Autres problèmes : les associations et personnalités anti-transgenres sont très présentes lors des auditions au sénat, alors que seules deux associations, travaillant avec des mineurs transgenres, ont été entendues. 

En outre, elle affirment que leurs propos avaient été déformés, enregistrement à l’appui. 

La sénatrice, qui était déjà opposée à la constitutionnalisation de l’IVG ou à l’ouverture de la PMA aux femmes seules, n’a pas jugé nécessaire d'entendre des mineurs transgenres.

"Elle m’a dit que ce n’était pas son rôle. Ce qui est quand même assez paradoxal quand on fait une loi pour interdire les transitions de mineurs" insiste Élie Hervé.

"Ici, la stratégie de désinformation, c’est de créer du doute sur des consensus scientifiques concernant les transitions médicales. Pourtant, la plupart des études cliniques menées depuis plus vingt-cinq ans montre les impacts positifs des prises en charge médicales des adolescents transgenres sur leur devenir psychologique. Cela permet d’éviter des états dépressifs, des tentatives de suicide ou des suicides".

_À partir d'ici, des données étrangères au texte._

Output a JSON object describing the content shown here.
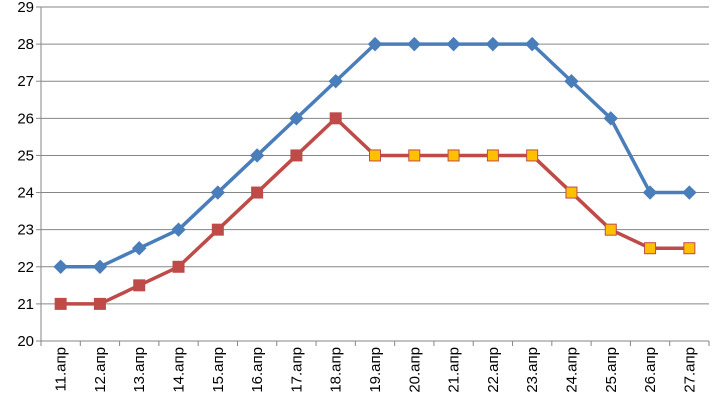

Le texte va-t-il être mis à l’ordre du jour à l’Assemblée nationale ? 

Bruno Retailleau, ministre de l’Intérieur, avait soutenu la proposition de loi quand il était sénateur.

"Savoir si ce texte va être réétudié ou pas, et quelle va être la position du gouvernement, ça reste une épée de Damoclès au-dessus de la tête des personnes mineures transgenres" conclut Élie Hervé.